Events of the last few days have not changed Cory Schneider's mindset one iota.
He's been getting himself ready for the start of Vancouver Canucks training camp, which begins a week from today at the University of British Columbia. Schneider is fully intent on winning a goaltending job with the team and stick in the NHL for good.
So when news came down Wednesday that the Canucks had signed their captain and all-star goaltender, Roberto Luongo, to a 12-year, $64 million contract — one that undoubtedly affects Schneider and his future with the Vancouver organization — the 23-year-old from Marblehead reacted with his typical calm demeanor.
"It doesn't change what I'm trying to do — make this team and help us win some games," Schneider said yesterday afternoon. "It really doesn't make a lot of difference as far as my situation goes; Louie (i.e., Luongo) was still going to be here even if he hadn't signed an extension.
"I still have a lot to prove at the NHL level and to show I can play at this level. It's all about making the team for me; that's what I'm focused on."
Luongo, whom general manager Mike Gillis told Vancouver reporters was "the face of our franchise," is clearly the team's No. 1 netminder for both the present and the future (he'll be 43 when his contract expires in 2022).
Schneider, the reigning American Hockey League's Goaltender of the Year who guided the Canucks' AHL team, the Manitoba Moose, into the league finals this past spring, will battle former Boston Bruins keeper Andrew Raycroft for the backup job in Vancouver.
Making his NHL debut last winter when Luongo was injured, Schneider went 2-4-1 in eight games with a 3.38 goals-against average and .877 save percentage.

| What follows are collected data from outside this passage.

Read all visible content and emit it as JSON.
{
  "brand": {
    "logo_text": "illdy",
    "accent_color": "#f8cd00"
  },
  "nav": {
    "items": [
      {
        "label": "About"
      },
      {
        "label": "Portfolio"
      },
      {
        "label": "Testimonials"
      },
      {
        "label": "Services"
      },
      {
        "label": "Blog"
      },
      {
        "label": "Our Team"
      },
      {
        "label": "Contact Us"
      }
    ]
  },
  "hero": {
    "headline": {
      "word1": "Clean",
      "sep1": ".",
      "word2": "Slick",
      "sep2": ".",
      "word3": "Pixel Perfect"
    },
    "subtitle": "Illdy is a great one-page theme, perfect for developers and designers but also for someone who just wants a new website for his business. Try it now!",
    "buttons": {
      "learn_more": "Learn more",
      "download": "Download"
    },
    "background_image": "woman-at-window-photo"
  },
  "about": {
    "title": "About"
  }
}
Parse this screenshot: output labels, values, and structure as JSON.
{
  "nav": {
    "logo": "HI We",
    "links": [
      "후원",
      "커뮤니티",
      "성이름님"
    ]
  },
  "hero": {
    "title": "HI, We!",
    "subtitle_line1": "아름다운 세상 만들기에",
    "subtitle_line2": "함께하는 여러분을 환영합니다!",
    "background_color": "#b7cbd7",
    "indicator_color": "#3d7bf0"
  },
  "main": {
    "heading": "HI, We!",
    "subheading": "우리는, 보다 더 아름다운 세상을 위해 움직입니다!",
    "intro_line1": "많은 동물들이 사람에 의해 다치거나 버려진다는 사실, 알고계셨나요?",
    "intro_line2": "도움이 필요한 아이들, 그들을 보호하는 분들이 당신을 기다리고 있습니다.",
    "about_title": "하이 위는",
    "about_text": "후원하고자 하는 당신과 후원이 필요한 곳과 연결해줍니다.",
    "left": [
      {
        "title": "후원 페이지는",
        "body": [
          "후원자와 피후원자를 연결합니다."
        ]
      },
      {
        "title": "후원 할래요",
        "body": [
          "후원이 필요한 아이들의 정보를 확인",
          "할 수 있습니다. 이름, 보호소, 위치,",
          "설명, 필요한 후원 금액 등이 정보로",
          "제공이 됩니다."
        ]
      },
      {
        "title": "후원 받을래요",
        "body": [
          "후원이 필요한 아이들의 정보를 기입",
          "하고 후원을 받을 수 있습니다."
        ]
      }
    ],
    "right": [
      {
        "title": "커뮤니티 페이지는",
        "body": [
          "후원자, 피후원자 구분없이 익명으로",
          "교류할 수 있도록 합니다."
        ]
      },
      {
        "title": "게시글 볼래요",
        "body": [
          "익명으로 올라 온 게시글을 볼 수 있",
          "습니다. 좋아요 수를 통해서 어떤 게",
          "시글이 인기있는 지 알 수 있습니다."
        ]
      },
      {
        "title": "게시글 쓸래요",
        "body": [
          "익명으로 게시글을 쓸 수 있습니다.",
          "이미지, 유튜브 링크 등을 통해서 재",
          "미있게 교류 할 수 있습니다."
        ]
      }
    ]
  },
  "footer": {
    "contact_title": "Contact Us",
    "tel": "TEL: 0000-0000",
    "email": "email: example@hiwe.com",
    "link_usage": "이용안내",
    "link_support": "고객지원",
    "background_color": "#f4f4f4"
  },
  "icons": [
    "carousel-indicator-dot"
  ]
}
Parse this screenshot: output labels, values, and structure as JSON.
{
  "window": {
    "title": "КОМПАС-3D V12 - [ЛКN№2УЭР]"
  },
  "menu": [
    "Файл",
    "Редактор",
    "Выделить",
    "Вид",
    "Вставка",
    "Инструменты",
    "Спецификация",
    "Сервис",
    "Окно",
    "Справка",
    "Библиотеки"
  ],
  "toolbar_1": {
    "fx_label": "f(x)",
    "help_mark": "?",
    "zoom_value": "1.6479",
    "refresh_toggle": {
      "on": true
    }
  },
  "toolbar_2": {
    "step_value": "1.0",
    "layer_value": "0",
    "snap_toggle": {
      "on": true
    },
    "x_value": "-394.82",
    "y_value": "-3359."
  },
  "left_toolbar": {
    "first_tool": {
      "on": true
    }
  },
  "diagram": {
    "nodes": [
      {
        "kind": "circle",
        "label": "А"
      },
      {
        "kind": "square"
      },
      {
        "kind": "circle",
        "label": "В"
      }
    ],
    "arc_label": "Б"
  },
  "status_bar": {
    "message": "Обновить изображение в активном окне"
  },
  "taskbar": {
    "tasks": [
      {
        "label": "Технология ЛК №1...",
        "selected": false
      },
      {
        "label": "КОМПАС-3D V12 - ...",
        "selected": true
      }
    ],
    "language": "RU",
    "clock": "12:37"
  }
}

He's determined not only to prove he's better prepared to play in the bigs than he was a year ago — but also isn't going in thinking he'll be satisfied being Luongo's backup.
"If you're always striving just to be a backup goalie, you'll never be a No. 1," said the former Boston College star. "You have to be better than most guys in the world just to play in the NHL, but in no way to I want to be content just to make it; I want to play.
"I remember watching (Raycroft) when he played for the Bruins 4-5 years ago; he's a good goalie. It's not going to be easy at all; he's not going to roll over and give the job to me, but I won't roll over and give it to him, either."
Naturally, the internet rumor mill has been running rampant since news of Luongo's signing came down, speculating on when and where Schneider may be dealt to another team. The consensus seems to be that if there's no future for him to make it as a starter in Vancouver, the team owes it to him to trade him someplace where he can fight for the starter's job.
Again, however, Schneider said he doesn't pay much attention to the conjecture of others. The 2004 first round pick has heard his name bandied about in various scenarios for almost five years now and has become immune to all of it.
"I'm sure Vancouver is exploring their options as to what they can do with me," he said, "but to be honest, there's nothing I can do about it. I can't force them to do anything or demand anything; for a guy like me fighting to make the team, I just have to be ready."
Schneider spent his summer taking classes at Boston College (he's two electives away from earning his bachelor's degree), vacationing in Nantucket and Las Vegas, and worked on things such as his stickhandling and rebound control.
Currently working his way back from a rolled ankle — he was trying to pivot during a side-to-side drill while doing dry land training on a football field, but caught his ankle at an awkward angle — Schneider is back skating and working on getting his range of motion back.
He's well aware that preseason games between two-and-a-half days after training camp begins, and the window to showcase his skills will be small.
"I want to show right away that I'm ready to win this job," he said. "One of the things I've learned is that you have to come in prepared, and I feel that I am."